At this point, we will insert into the record statement from our colleague, Mr. Stuckey, cosponsor of H.R. 15779, who was unable to be present this morning.

[The statement referred to follows:]


The problem of child abuse has been documented extensively, and will, no doubt, be further elucidated here; probably most in this room are at least fairly familiar with the awesome fact that caretakers inflict unspeakable cruelties on children.

But only within the past 15 years has there been an increasing awareness of the critical problem of the neglect and abuse of children. Both medically and socially, the problem has been hidden. In view of our ignorance of the subject, it has also been hidden statistically. Apparently society has been unwilling to accept the fact that such things happen.
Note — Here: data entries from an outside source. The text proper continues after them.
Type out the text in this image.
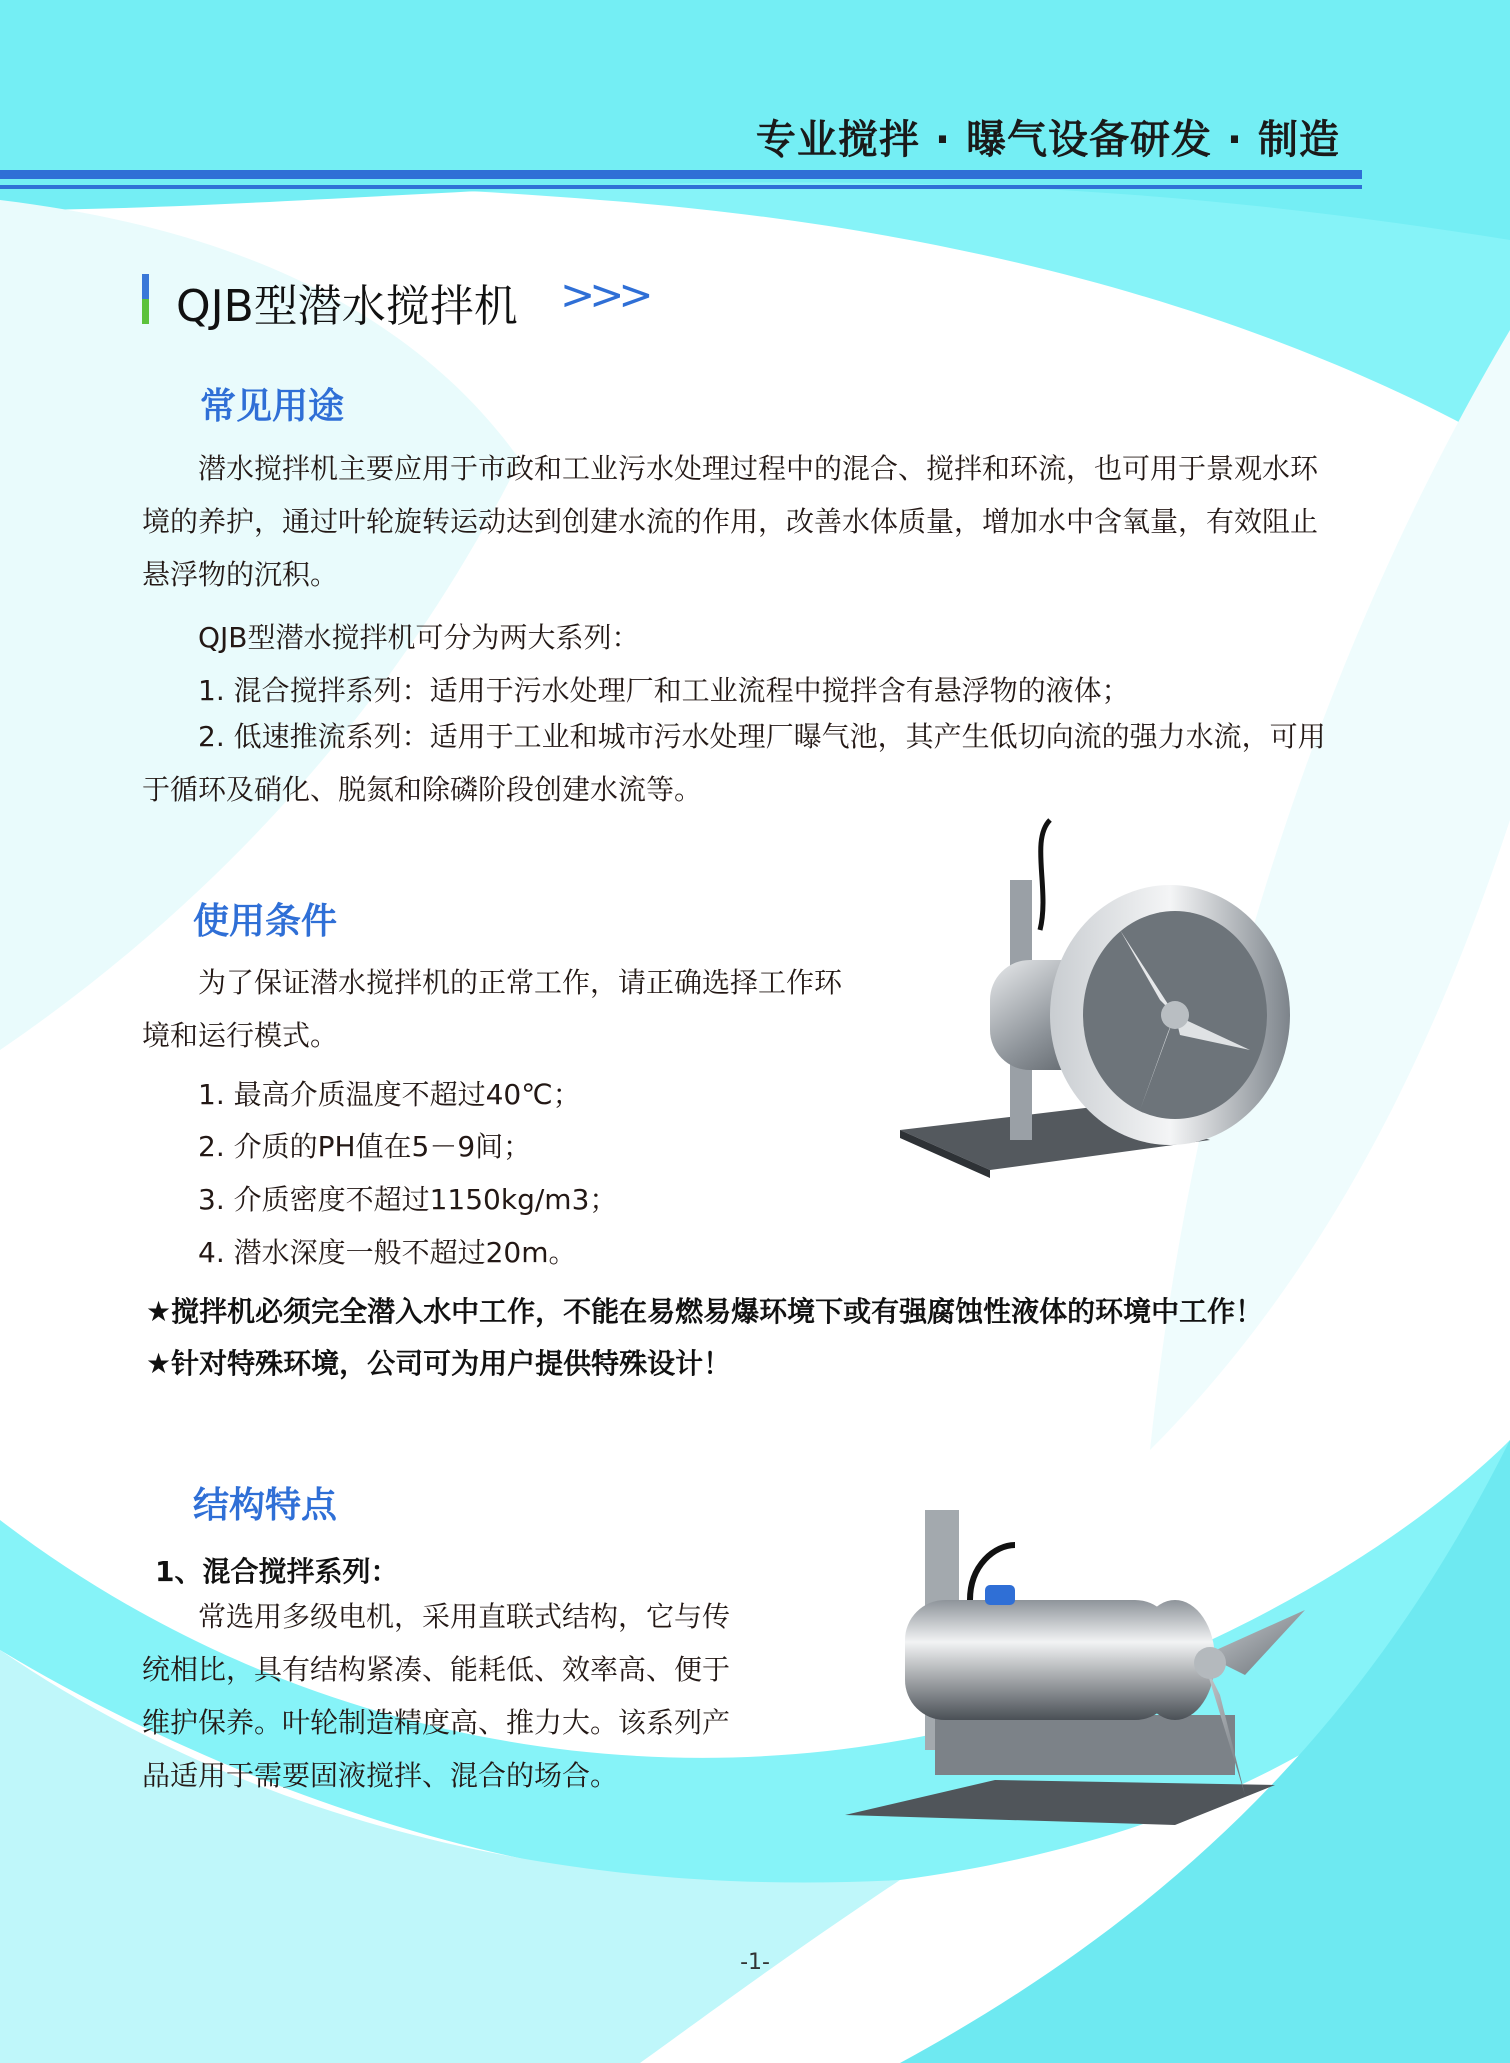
专业搅拌 · 曝气设备研发 · 制造
QJB型潜水搅拌机 >>>
常见用途
潜水搅拌机主要应用于市政和工业污水处理过程中的混合、搅拌和环流，也可用于景观水环境的养护，通过叶轮旋转运动达到创建水流的作用，改善水体质量，增加水中含氧量，有效阻止悬浮物的沉积。
QJB型潜水搅拌机可分为两大系列：
1. 混合搅拌系列：适用于污水处理厂和工业流程中搅拌含有悬浮物的液体；
2. 低速推流系列：适用于工业和城市污水处理厂曝气池，其产生低切向流的强力水流，可用于循环及硝化、脱氮和除磷阶段创建水流等。
使用条件
为了保证潜水搅拌机的正常工作，请正确选择工作环境和运行模式。
1. 最高介质温度不超过40℃；
2. 介质的PH值在5－9间；
3. 介质密度不超过1150kg/m3；
4. 潜水深度一般不超过20m。
★搅拌机必须完全潜入水中工作，不能在易燃易爆环境下或有强腐蚀性液体的环境中工作！
★针对特殊环境，公司可为用户提供特殊设计！
结构特点
1、混合搅拌系列：
常选用多级电机，采用直联式结构，它与传统相比，具有结构紧凑、能耗低、效率高、便于维护保养。叶轮制造精度高、推力大。该系列产品适用于需要固液搅拌、混合的场合。
-1-
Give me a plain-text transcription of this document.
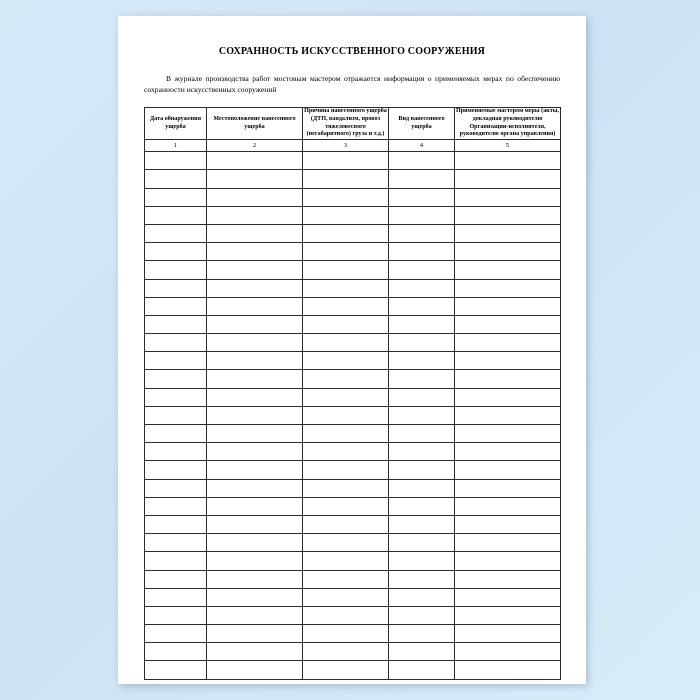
СОХРАННОСТЬ ИСКУССТВЕННОГО СООРУЖЕНИЯ

В журнале производства работ мостовым мастером отражается информация о применяемых мерах по обеспечению сохранности искусственных сооружений

Дата обнаружения ущерба	Местоположение нанесенного ущерба	Причина нанесенного ущерба (ДТП, вандализм, провоз тяжеловесного (негабаритного) груза и т.д.)	Вид нанесенного ущерба	Применяемые мастером меры (акты, докладная руководителю Организации-исполнителя, руководителю органа управления)
1	2	3	4	5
Legislation against child abuse dates back to the Code of Hammurabi, but not until Dr. C. H. Kempe more clearly defined the dimensions of child abuse did major legislative revisions occur. In 1962, Denver physicians, lawyers and social workers formulated a model child abuse law; by mid-1967 all 50 states, the District of Columbia and the Virgin Islands had enacted laws concerning the reporting of child abuse. Reporting is discretionary in six states: Alaska, Missouri, New Mexico, North Carolina, Texas and Washington. Reporting is mandatory in all other states.